ViPlan: A Benchmark for Visual Planning with Symbolic Predicates and Vision-Language Models

TL;DR

ViPlan introduces a new benchmark to compare symbolic and direct vision-language model planning methods across visual domains, revealing strengths and limitations of each approach in different scenarios.

Contribution

This work provides the first open-source benchmark for evaluating VLM-grounded symbolic planning versus direct VLM planning in visual tasks.

Findings

VLM-as-grounder outperforms in Blocksworld (46% vs 9%)

VLM-as-planner outperforms in household robotics (34% vs 5%)

Chain-of-Thought prompting shows no consistent benefit

Abstract

Integrating Large Language Models with symbolic planners is a promising direction for obtaining verifiable and grounded plans, with recent work extending this idea to visual domains using Vision-Language Models (VLMs). However, a rigorous comparison with methods that plan directly with VLMs is missing, due to a lack of visual benchmarks that support symbolic planning. We present ViPlan, the first open-source benchmark for comparing VLM-grounded symbolic approaches (VLM-as-grounder) with direct VLM planning methods (VLM-as-planner).

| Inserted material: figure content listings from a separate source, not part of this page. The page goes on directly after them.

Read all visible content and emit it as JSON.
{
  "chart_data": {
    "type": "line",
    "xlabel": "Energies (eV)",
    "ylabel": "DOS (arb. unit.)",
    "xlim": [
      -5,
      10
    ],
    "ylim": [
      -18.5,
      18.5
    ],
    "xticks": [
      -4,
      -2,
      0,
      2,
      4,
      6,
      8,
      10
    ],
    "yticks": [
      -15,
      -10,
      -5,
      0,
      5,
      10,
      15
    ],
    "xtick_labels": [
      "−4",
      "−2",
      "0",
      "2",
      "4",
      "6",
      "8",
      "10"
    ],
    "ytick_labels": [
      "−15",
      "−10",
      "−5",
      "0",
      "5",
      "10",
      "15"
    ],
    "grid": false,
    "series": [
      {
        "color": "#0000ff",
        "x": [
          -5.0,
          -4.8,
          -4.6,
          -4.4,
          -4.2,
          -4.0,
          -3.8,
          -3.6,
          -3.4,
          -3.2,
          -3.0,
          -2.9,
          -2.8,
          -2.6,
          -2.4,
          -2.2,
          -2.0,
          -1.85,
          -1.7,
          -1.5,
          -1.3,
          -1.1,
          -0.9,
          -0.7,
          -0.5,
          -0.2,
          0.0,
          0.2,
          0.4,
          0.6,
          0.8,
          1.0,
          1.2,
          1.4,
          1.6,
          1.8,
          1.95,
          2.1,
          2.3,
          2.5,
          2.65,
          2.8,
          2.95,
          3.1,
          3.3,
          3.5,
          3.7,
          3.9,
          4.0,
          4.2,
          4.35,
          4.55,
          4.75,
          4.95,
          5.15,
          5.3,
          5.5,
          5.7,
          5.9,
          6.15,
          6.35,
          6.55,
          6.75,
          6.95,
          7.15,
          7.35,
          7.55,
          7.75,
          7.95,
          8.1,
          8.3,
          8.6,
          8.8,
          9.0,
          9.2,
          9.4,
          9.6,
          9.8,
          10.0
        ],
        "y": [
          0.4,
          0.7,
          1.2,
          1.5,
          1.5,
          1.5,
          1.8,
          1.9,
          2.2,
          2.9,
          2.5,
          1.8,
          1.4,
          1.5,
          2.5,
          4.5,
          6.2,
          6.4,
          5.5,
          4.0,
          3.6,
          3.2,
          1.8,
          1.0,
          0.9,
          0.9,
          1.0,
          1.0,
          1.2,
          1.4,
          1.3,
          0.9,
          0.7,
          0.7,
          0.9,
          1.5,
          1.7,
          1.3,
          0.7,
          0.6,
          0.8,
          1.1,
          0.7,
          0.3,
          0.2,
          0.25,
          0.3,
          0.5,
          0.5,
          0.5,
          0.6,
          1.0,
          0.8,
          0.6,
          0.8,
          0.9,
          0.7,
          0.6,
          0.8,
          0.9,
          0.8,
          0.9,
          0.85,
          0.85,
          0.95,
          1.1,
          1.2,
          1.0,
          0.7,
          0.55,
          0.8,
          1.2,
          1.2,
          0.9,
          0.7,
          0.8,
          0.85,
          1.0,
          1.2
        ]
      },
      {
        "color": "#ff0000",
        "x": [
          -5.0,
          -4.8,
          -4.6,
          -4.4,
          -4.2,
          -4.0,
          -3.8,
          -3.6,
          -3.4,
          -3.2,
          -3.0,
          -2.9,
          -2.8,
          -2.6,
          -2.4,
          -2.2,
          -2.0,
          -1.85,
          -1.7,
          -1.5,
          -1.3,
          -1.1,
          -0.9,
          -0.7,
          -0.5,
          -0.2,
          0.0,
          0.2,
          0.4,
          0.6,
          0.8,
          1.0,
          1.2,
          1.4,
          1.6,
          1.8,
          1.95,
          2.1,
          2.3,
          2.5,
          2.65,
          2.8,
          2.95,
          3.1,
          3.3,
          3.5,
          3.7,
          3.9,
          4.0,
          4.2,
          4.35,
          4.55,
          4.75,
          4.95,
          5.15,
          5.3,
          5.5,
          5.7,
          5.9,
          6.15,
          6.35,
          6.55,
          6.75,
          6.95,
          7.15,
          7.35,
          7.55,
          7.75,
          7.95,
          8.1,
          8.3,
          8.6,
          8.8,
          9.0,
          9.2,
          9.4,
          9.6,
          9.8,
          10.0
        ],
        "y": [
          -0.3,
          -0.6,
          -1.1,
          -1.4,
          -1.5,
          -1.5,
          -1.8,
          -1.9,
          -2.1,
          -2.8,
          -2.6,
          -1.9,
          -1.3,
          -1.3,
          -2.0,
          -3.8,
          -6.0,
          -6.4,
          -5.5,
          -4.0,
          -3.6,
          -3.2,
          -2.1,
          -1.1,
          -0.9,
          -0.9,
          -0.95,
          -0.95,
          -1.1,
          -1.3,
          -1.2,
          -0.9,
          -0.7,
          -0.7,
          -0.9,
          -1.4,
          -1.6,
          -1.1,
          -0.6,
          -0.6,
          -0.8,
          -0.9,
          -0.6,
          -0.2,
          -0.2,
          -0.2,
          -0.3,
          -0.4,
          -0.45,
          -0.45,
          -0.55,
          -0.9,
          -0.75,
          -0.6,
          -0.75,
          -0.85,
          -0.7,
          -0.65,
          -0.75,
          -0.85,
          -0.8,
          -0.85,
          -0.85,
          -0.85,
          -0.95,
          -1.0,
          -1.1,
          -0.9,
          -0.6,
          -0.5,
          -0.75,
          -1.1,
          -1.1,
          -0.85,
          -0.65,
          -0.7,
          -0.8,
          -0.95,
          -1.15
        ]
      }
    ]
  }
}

ViPlan introduces a series of increasingly challenging tasks in two visual domains: a visual variant of the classic Blocksworld planning problem and a simulated household robotics environment. We find VLM-as-grounder methods to outperform direct VLM planning in Blocksworld (solving 46% of the tasks against 9%), where image grounding is both crucial and accurate. However, in the household robotics tasks, where linguistic knowledge helps, VLM-as-planner methods are greatly superior to VLM-as-grounder approaches (solving 34% of the tasks against 5%), which are hindered by partial observability. Thus, ViPlan domains capture fundamental shortcomings of both planning approaches, which we further diagnose with a qualitative failure analysis. Finally, across methods, we observe no consistent benefit from Chain-of-Thought prompting, suggesting persistent limitations in current VLMs' visual reasoning abilities.